Our research also involves application of pressure management schemes for geologic sequestration by means of analytical and numerical simulations. The primary objective is to minimize pressure increases while maximizing CO2 storage in injection formations, reducing leakage risks into shallow aquifers, and minimizing costs associated with application of pressure management methods (e.g., injection/extraction rates and duration, number and location of injection/extraction wells).  Founded on these objectives, we introduced the concept of “impact-driven pressure management (IDPM)”, which involves optimization of fluid extraction to meet local performance criteria (i.e., the goal is to limit pressure increases primarily where environmental impact is a concern). To design and optimize “impact-driven” pressure management options, we developed an automatic optimization method for finding optimal well locations and selecting optimal pumping rates using the inverse modeling tool iTOUGH2/PEST framework and a suite of forward models varying from high fidelity multiphase simulators to low fidelity analytical solutions. Our initial scoping results suggested that strategic well placement and optimization of extraction may allow for a significant reduction in the brine extraction volumes needed to keep pressure increase in the storage formation below performance criteria such as critical pressure buildup for fault slippage and caprock damage or risk of upward brine leakage through possible nearby leaky wells (Link to Birkholzer et al., 2012).

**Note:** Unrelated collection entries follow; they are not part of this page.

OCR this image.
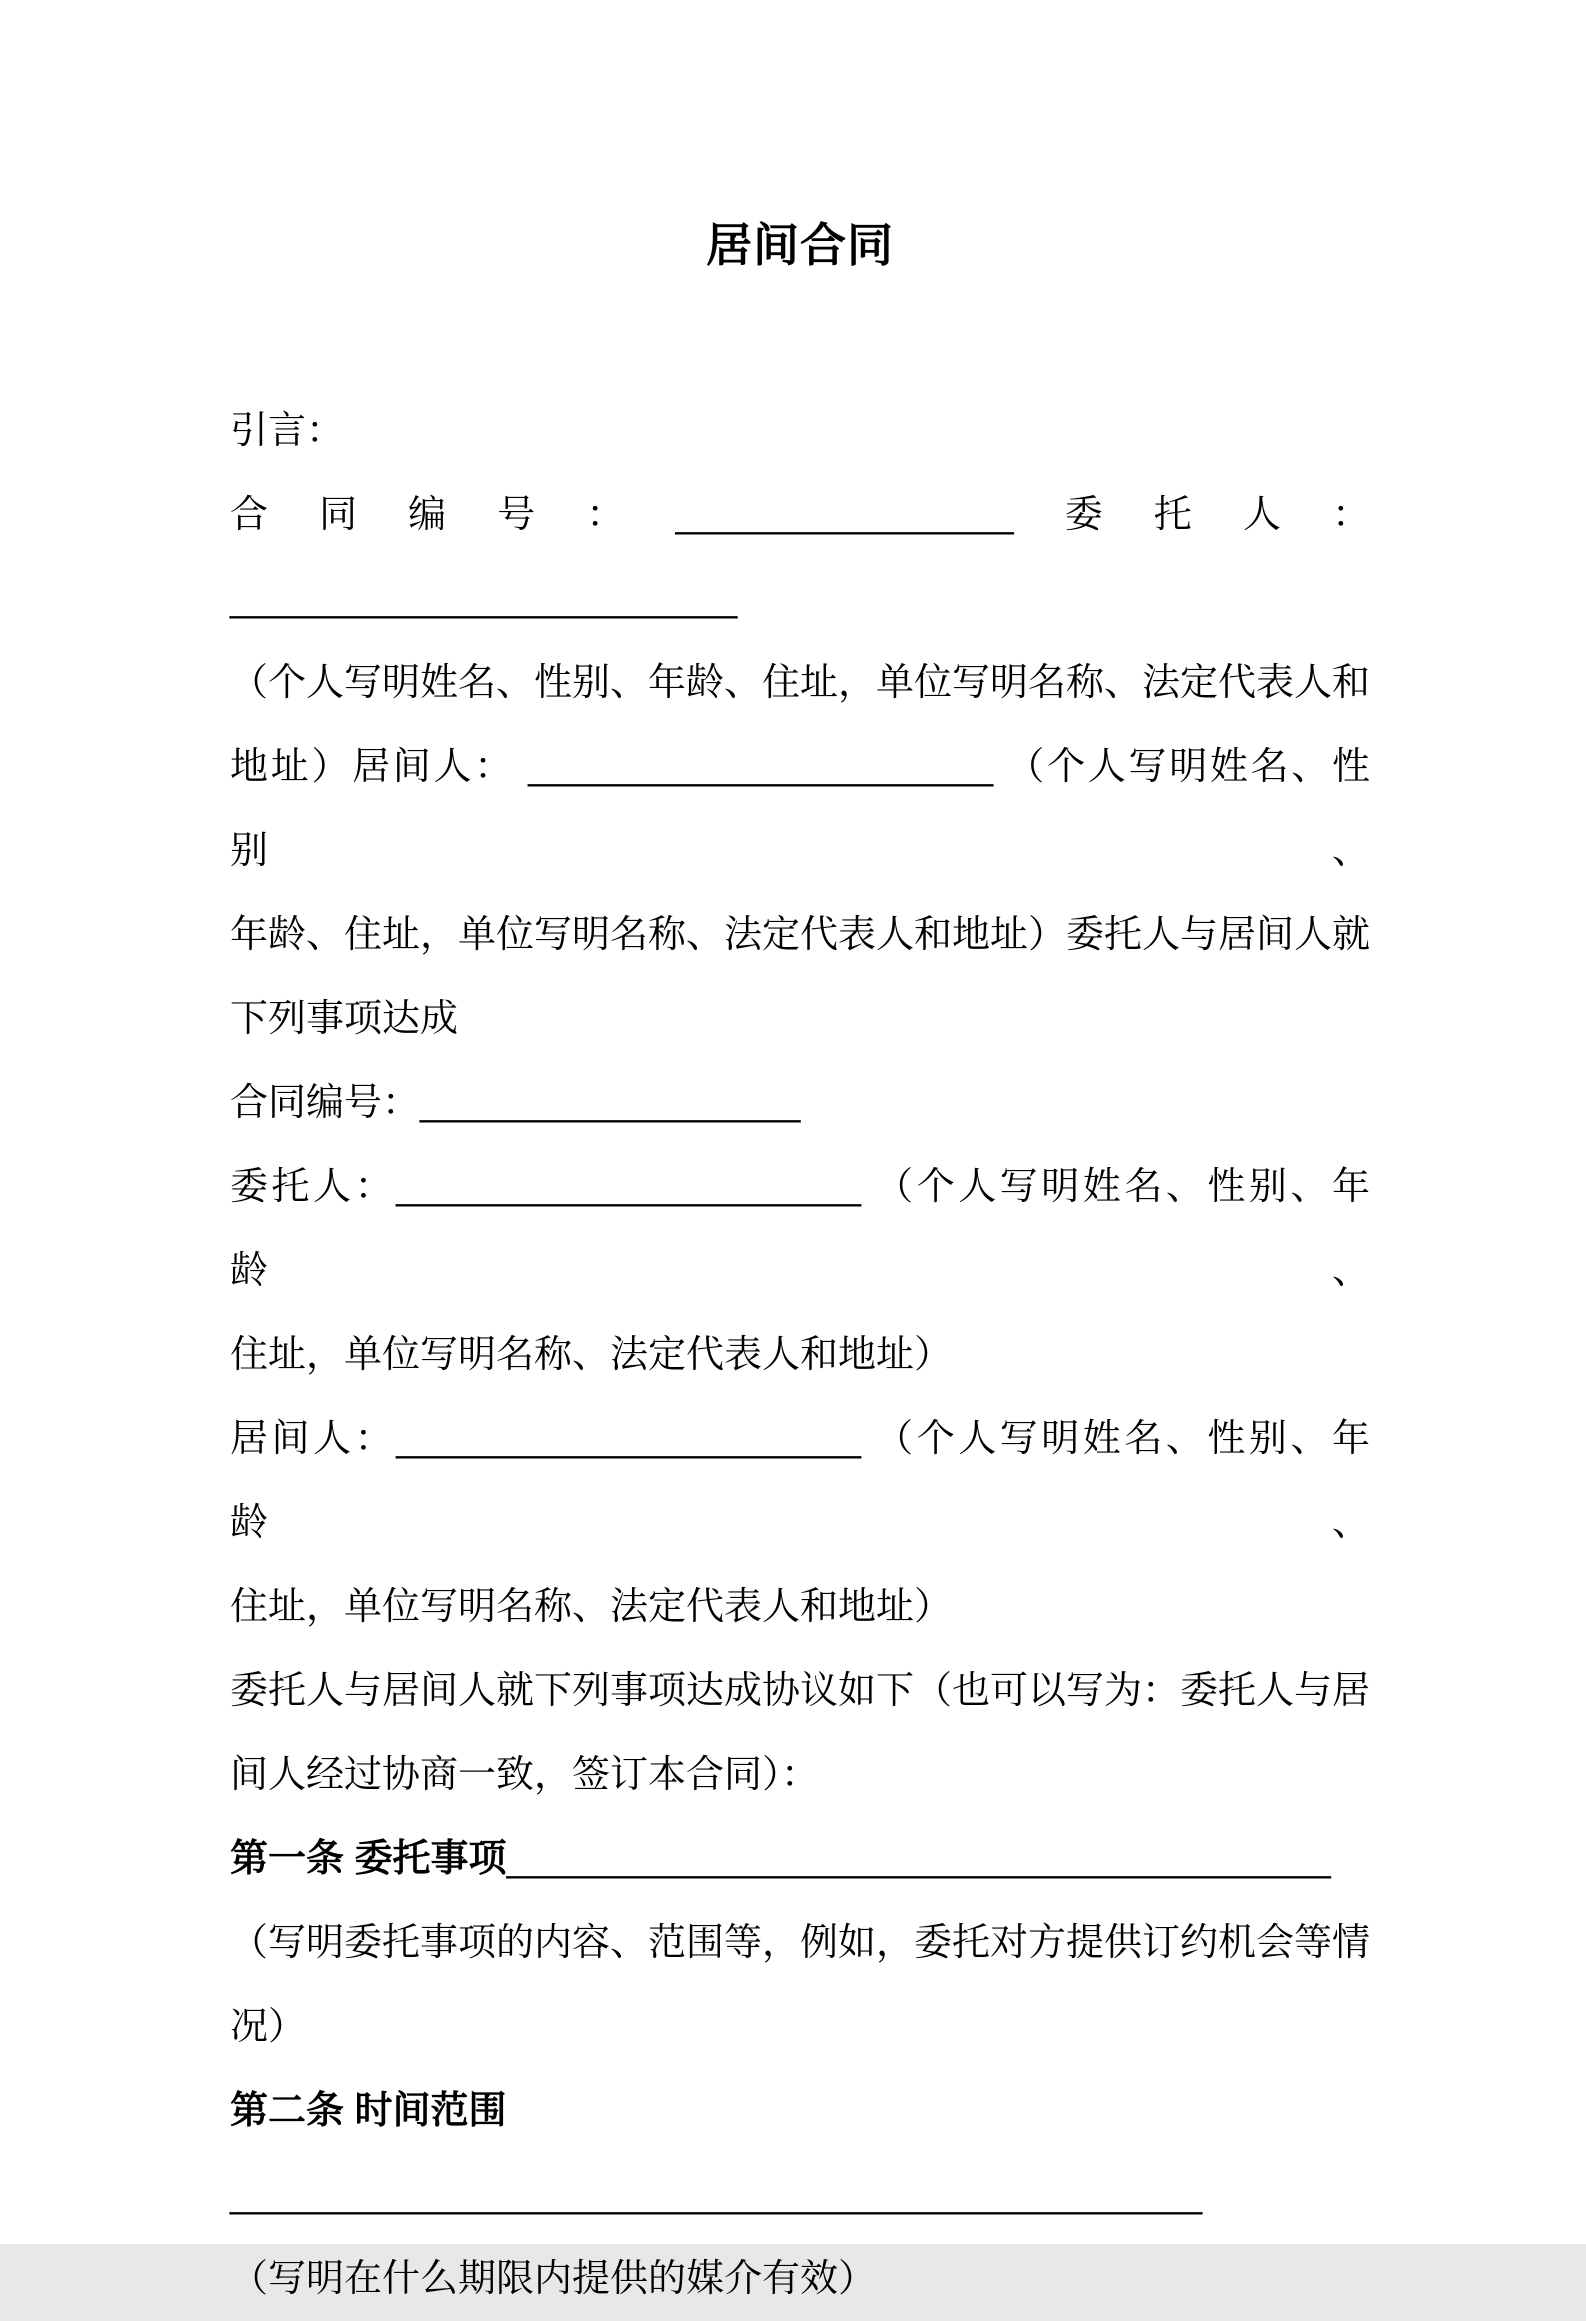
居间合同
引言：
合同编号：________________委托人：________________________
（个人写明姓名、性别、年龄、住址，单位写明名称、法定代表人和
地址）居间人： ______________________ （个人写明姓名、性别、
年龄、住址，单位写明名称、法定代表人和地址）委托人与居间人就
下列事项达成
合同编号：__________________
委托人：______________________ （个人写明姓名、性别、年龄、
住址，单位写明名称、法定代表人和地址）
居间人：______________________ （个人写明姓名、性别、年龄、
住址，单位写明名称、法定代表人和地址）
委托人与居间人就下列事项达成协议如下（也可以写为：委托人与居
间人经过协商一致，签订本合同）：
第一条 委托事项_______________________________________
（写明委托事项的内容、范围等，例如，委托对方提供订约机会等情
况）
第二条 时间范围
______________________________________________
（写明在什么期限内提供的媒介有效）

The figure above is a schematic of generic application example - proof of concept studies. In the hypothetical example, a critically stressed fault with a critical pressure about 4 bar is present near to a CO2 injection site where CO2 is injected at a rate of 5 million tons per year over 50 years.  Two arrays of near-injection and near-impact (fault) wells (including active extraction and passive wells, where passive wells allow brine to flow upward to the surface or overlying/underlying layers through increased pressure gradient) are employed to control pressure while minimizing extraction volumes (Link to Birkholzer et al., 2012).

Specifically for problems with well placement optimization, objective functions can have multiple local optima and/or discontinuities in the solution space, and the gradient-based local optimization methods may fail to find the global optimum. In such cases, global optimization algorithms are needed. However, in general global optimization algorithms require a large number of forward model runs to find the optimum solution, and this appears to be a major limitation for the solution of practical optimization problems. LBNL scientists investigated combining the random selection property of the global optimization algorithms for variable well locations with the gradient-based solution strategy of the local methods for finding time-dependent injection and extraction rates. LBNL scientists are currently testing whether the coupled methodology with automated optimization schemes can solve 'real' pressure management problems during CO2 injection operations with multiple wells and multiple constraints in highly heterogeneous reservoir systems.